Mr. Birtwell had been sitting during this relation with his head bowed upon his breast. When Mr. Elliott ceased speaking, he raised himself up in a slow, weary sort of way, like one oppressed by fatigue or weak from illness.

"Dreadful, dreadful!" he ejaculated. "I never dreamed of anything like this. Poor Carlton!"

"You see," remarked Mr. Elliott, "how easily a thing like this may happen. A man cannot go to one of these evening entertainments and indulge with anything like the freedom to which he is invited and be in a condition to do his best work on the day following. Some of your iron-nerved men may claim an exemption here, but we know that all over-stimulation must leave the body in some degree unstrung when the excitement dies out, and they suffer loss with the rest—a loss the aggregate of which makes itself felt in the end. We have to think for a moment only to satisfy ourselves that the wine-and brandy-drinking into which men and women are enticed at dinner-parties and fashionable entertainments is a fruitful source of evil. The effect upon body and mind after the indulgence is over is seen in headaches, clouded brain, nervous irritation, lassitude, inability to think, and sometimes in a general demoralization of both the physical and mental economy. Where there is any chronic or organic ailment the morbid condition is increased and sometimes severe attacks of illness follow.

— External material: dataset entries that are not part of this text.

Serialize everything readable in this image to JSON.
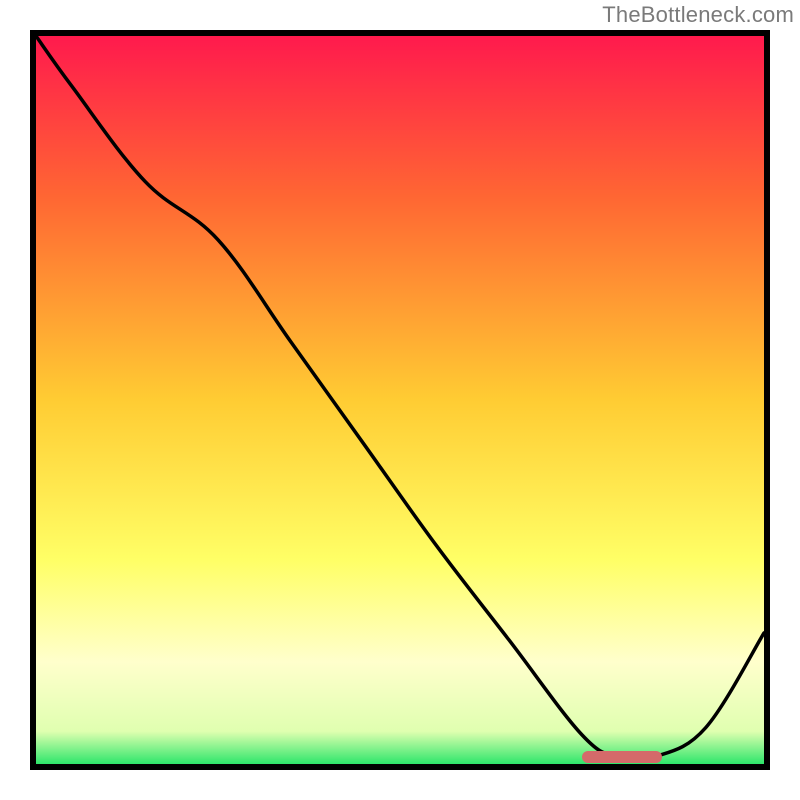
{
  "attribution": "TheBottleneck.com",
  "colors": {
    "gradient_top": "#ff1a4d",
    "gradient_upper_mid": "#ff6633",
    "gradient_mid": "#ffcc33",
    "gradient_lower_mid": "#ffff66",
    "gradient_pale_yellow": "#ffffcc",
    "gradient_bottom": "#2ee66b",
    "curve": "#000000",
    "marker": "#d46a6a",
    "border": "#000000"
  },
  "chart_data": {
    "type": "line",
    "title": "",
    "xlabel": "",
    "ylabel": "",
    "xlim": [
      0,
      100
    ],
    "ylim": [
      0,
      100
    ],
    "grid": false,
    "legend": false,
    "series": [
      {
        "name": "curve",
        "x": [
          0,
          5,
          15,
          25,
          35,
          45,
          55,
          65,
          75,
          80,
          85,
          92,
          100
        ],
        "y": [
          100,
          93,
          80,
          72,
          58,
          44,
          30,
          17,
          4,
          1,
          1,
          5,
          18
        ]
      }
    ],
    "marker": {
      "x_start": 75,
      "x_end": 86,
      "y": 1
    },
    "gradient_stops": [
      {
        "pos": 0.0,
        "color": "#ff1a4d"
      },
      {
        "pos": 0.22,
        "color": "#ff6633"
      },
      {
        "pos": 0.5,
        "color": "#ffcc33"
      },
      {
        "pos": 0.72,
        "color": "#ffff66"
      },
      {
        "pos": 0.86,
        "color": "#ffffcc"
      },
      {
        "pos": 0.955,
        "color": "#e0ffb0"
      },
      {
        "pos": 1.0,
        "color": "#2ee66b"
      }
    ]
  }
}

"Are our merchants, bankers, lawyers, doctors and men holding responsible trusts as fit for duty after a social debauch—is the word too strong?—as before? If we reflect for a moment—you see, Mr. Birtwell, in what current my thoughts have been running—it must be clear to us that after every great entertainment such as you and other good citizens are in the habit of giving many business and professional mistakes must follow, some of them of a serious character. All this crowds upon and oppresses me, and my wonder is that it did not long ago so crowd upon and oppress me. It seems as though scales had dropped suddenly from my eyes and things I had never seen before stood out in clearest vision."